By Siham Ali
By Siham Ali
RABAT, April 13, 2012 (Magharebia)
Morocco is taking action to help farmers suffering from the drought.
Prime Minister Abdelilah Benkirane on March 27th met a delegation from the Moroccan Agriculture and Rural Development Confederation to discuss a plan to help farmers and save livestock.
It is the government’s duty to help the agriculture sector, Benkirane said as he explained that the government decided to safeguard a key component of the Moroccan economy.
The government plans to implement a 1.53 billion dirham programme for the affected areas. The government will waive customs duty on imported barley, implement a livestock assistance programme, supply seed, boost subsidies granted for certified seeds and ensure that insured farmers whose crops and legumes have been harmed are compensated for their losses.
Benkirane stressed the importance of adopting a participatory approach based on co-ordinating the efforts of different departments and operators within the sector in order to find appropriate solutions to various issues.
The Moroccan agricultural season has been troubled due to cold weather earlier this year and the onset of a drought. Farming in the kingdom provides the main source of income for 80% of the rural population and 14-20% of the country’s GDP, according to figures from the finance ministry.
The growth forecast of 4.2% anticipated by the government for 2012 must be revised downwards, according to Central Bank Governor Abdellatif Jouahri.
“This year will be characterised by drought and an unpredictable international situation,” he said. “The Central Bank predicts that growth will be below 3% this year.”
Farmers who have been waiting for action will receive much needed assistance from the government to help them to make it through the tough season.
“In addition to 1.53 billion dirhams set aside to support the sector, another 1 billion dirhams has been allocated to rural areas,” Ahmed Ouayache, the president of the Moroccan Agriculture and Rural Development Confederation said. Crédit Agricole will also restructure loans to support farmers, he added.

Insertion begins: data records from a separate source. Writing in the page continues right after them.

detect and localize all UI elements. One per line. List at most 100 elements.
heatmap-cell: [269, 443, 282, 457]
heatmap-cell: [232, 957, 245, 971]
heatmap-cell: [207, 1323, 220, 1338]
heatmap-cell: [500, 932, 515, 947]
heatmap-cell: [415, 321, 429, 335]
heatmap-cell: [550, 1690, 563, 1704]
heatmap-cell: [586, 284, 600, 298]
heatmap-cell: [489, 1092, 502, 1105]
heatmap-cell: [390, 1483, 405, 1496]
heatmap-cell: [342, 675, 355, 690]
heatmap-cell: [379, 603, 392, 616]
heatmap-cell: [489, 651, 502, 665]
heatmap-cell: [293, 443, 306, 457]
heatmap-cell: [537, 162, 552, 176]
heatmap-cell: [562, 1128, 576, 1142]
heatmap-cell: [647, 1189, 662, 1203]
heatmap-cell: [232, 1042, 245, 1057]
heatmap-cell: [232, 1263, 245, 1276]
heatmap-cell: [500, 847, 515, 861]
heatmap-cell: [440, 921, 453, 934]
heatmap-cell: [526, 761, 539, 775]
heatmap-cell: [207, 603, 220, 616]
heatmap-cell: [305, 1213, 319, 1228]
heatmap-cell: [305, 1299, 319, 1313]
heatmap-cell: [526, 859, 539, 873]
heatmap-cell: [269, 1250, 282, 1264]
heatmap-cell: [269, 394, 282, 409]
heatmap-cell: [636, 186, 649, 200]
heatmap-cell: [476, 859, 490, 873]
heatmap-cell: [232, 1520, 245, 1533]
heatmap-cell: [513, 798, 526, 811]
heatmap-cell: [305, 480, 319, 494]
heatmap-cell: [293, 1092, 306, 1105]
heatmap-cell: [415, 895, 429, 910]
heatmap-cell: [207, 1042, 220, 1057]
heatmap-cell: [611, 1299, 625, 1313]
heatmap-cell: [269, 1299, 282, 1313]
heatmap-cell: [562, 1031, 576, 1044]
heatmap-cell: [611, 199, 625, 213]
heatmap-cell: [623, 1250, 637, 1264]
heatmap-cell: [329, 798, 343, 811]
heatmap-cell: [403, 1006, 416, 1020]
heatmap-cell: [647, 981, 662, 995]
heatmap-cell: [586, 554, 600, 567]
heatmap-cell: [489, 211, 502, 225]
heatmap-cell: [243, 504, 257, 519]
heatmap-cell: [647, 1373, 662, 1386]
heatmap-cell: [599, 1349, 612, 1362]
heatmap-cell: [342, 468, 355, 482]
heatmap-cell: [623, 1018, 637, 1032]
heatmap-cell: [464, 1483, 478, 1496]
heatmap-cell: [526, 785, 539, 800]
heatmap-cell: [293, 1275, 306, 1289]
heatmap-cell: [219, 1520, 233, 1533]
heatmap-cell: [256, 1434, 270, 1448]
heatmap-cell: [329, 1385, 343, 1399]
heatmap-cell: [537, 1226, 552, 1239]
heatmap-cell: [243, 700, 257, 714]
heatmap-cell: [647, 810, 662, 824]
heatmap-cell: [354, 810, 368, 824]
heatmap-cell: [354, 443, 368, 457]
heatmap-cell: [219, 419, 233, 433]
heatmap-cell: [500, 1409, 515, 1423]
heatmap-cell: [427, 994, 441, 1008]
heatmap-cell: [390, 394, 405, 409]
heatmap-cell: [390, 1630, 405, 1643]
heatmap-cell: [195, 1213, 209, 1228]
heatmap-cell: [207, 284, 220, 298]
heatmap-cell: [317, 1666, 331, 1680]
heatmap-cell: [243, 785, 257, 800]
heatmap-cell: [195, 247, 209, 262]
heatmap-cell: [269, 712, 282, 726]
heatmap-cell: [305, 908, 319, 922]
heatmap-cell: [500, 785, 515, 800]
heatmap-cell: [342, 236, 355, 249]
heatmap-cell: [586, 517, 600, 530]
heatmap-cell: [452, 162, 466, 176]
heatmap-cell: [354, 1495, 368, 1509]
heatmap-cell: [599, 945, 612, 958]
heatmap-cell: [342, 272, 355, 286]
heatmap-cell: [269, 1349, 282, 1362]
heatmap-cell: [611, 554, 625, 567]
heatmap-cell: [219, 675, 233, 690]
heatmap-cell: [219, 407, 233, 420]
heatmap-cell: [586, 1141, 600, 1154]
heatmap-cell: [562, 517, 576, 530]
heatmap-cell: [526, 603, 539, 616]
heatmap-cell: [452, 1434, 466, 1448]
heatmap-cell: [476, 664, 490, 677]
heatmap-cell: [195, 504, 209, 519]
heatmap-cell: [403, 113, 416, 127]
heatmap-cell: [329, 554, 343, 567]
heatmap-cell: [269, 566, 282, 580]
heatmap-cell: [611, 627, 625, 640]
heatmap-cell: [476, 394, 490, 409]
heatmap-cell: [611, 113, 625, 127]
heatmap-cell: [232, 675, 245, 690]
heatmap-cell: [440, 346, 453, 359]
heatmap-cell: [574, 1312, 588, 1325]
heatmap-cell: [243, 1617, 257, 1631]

The president of the National Association of Agricultural Investors, Abou Baker Belkora, said that the drought was just one element of the “structural problems” affecting the agricultural sector.
“What is essential,” he argued, “is to find proper solutions and not merely adopt one-off measures and budgets.”
Economist Magid Badri had the same view, underlining that “the government must now devise a plan to end reliance on good weather alone.”
“Morocco’s medium-term outlook is still dependent on the agricultural sector and all efforts to modernise it must be co-ordinated, especially given the scale of the government’s ambitions,” Badri said.
Badri said that the Moroccan government is hoping to increase the contribution made by the agricultural sector to the GDP from an average of 74 billion dirhams to somewhere between 100 and 174 billion dirhams by year 2020. “This will create 1.5 million new jobs and double incomes for nearly 1.5 million inhabitants of rural areas,” he said.
Small-scale farmers have high hopes.
Hmida El Mhaidi, a farmer in Kenitra, said that the most pressing issue was the need to save livestock. “Farmers are eagerly waiting to receive subsidies from the government to help them deal with the lack of rainfall and the high prices of animal feed and fodder,” he said.